The best advice one can give is to ask! Ask your teacher and your art friends. If you find a way that works for you then stick with it. Just remember, your brushes are an investment and worth taking care of.


  1. Hal Bohner

    Thanks for your information. Regarding oil brushes, you wrote on 10.4.2017: “Natural hair brushes can enjoy a treat of conditioner from time to time . . .” I’m not sure what “conditioner” is. Please advise.


    • Symi Jackson

      Thanks for your message. You can use any type of conditioner really, best would be baby conditioner.

  2. Pieter van Bernebeek

    Tomorrow my new brushes will be delivered. Should I clean them before starting painting (dust, glue?)

  3. Maria Volborth

    For my oil painting brushes I use an oil based natural soap ( mine made with olive oil) and it cleans and conditions at the same time. Works for me, no turpentine needed!

  4. Josephine Wilson

    Currently I’m using Michael Harding oils so am interested in any tips regarding my brushes and palette knives.

  5. #7

    I have a set of Rosemary brushes that I plan to use with water soluble oils. How do I clean them.
    Thank you

    • Brad E

      Turpenoid Natural is a great conditioner and breaks down old dry oil paint when u soak the brush overnight. It cleans up perfectly without being sticky.

  6. Karen West

    I just received Jason Morgan Ultimate Set, before I start to paint with them do I need to prep them. They seem rather stiff, thought they may have a sizing in them that needs to be removed.

    • Symi Jackson

      Hi Karen,

      A lot of our brushes go out with a hardening serum on them. You can wash this out with water.

      Kind wishes,

  7. Rector Jeffery D. Sparks

    Take Symi’s advice above.
    There is a most amazing (and simple) technique one can do, one extra step, that will surprise you at the paint still left in your brushes. Acquire a bar of Fels-Naphta (very inexpensive) and hold it in your hand under a gentle stream of water and rub the brush back and forth, working up a lather. The Fels-Naphtha does not have suds, but the lather works its way into the bristles and pushes paint out.

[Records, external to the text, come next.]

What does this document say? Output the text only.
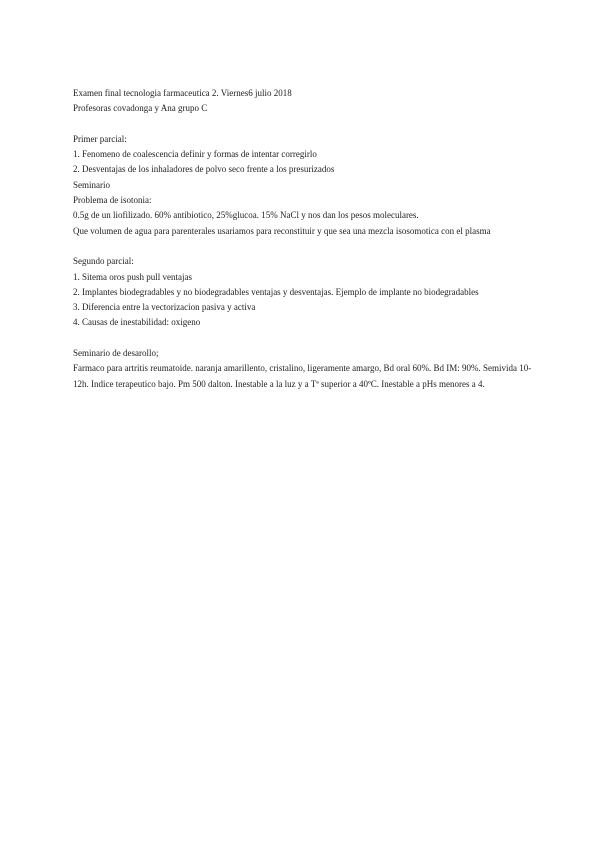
Examen final tecnologia farmaceutica 2. Viernes6 julio 2018

Profesoras covadonga y Ana grupo C

Primer parcial:

1. Fenomeno de coalescencia definir y formas de intentar corregirlo

2. Desventajas de los inhaladores de polvo seco frente a los presurizados

Seminario

Problema de isotonia:

0.5g de un liofilizado. 60% antibiotico, 25%glucoa. 15% NaCl y nos dan los pesos moleculares.

Que volumen de agua para parenterales usariamos para reconstituir y que sea una mezcla isosomotica con el plasma

Segundo parcial:

1. Sitema oros push pull ventajas

2. Implantes biodegradables y no biodegradables ventajas y desventajas. Ejemplo de implante no biodegradables

3. Diferencia entre la vectorizacion pasiva y activa

4. Causas de inestabilidad: oxigeno

Seminario de desarollo;

Farmaco para artritis reumatoide. naranja amarillento, cristalino, ligeramente amargo, Bd oral 60%. Bd IM: 90%. Semivida 10-12h. Indice terapeutico bajo. Pm 500 dalton. Inestable a la luz y a Tª superior a 40ºC. Inestable a pHs menores a 4.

    Then, when you see no more paint, continue to rinse out the Fels-Naptha which quickly dissolves. For conditioning, I use Murphy’s Oil Soap (a second wash) and they are beautiful.

    If you happen to have an Oxford English Dictionary or some theological tome you no longer read, open to the center, tuck the brushes into the crease, shut the book, and by the next day the brushes are dry and like new. Otherwise, Schmid’s idea is great too, but this does allow me a reason to hang on to such thick books in my studio!

    • Symi Jackson

      This is great, Jeffery. Thanks for your extras! Symi

  8. Brad E

    Hopefully people read this. You must try Turpenoid Natural. It is unreal! You can soak brushes with gobs of old, dry oil paint and the next day they are ready to clean and use. If the paint is really old it might take a couple days. Wipe off, then soak, wipe off and soak until the oil paint is broken down.

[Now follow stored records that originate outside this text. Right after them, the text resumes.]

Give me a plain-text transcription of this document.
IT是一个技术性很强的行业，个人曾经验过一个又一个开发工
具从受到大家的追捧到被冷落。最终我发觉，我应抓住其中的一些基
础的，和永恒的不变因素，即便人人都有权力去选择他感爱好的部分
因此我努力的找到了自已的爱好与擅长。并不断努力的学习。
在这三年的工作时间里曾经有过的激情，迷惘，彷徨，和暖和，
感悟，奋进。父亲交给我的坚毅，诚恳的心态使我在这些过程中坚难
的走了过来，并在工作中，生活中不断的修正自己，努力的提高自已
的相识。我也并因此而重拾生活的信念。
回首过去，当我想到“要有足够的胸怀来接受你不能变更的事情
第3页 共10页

    Its also a brush conditioner and its just perfect. I was so lost without it. It will save all your dirty brushes from the graveyard. I like to dip the brush in it and leave overnight on the table so its ready the next day. Before i use fairy liquid i try to always run it through Turpenoid first. Its also enviromental friendly which is important to me. I keep using it until its mostly gone. I try not to pour any of it in the garbage. I just keep wiping it off brushes til its gone.

  9. #14

    I have seen people using your brushes with great result and highly recommended. I have couple now and I would like to get couple more.

  10. Jean Laker

    I first started using oils 56 years ago and was taught to wash my brushes thus: wipe the excess paint off, wash in white spirit or turps, rub across apiece of soap (any toilet soap) and rub vigorously on the palm of my hand several times -rinse under warm water. Do this two or three times until the water runs clear. Wipe dry on a paper towel. Some of my brushes are 40 years old.

  11. #16

    You make a great point about wiping brushes on a rag. I never considered how much of proper art comes from the maintenance of the tools. I’ll have to get an art class to help me know how to use the brushes to paint and clean those brushes for later use.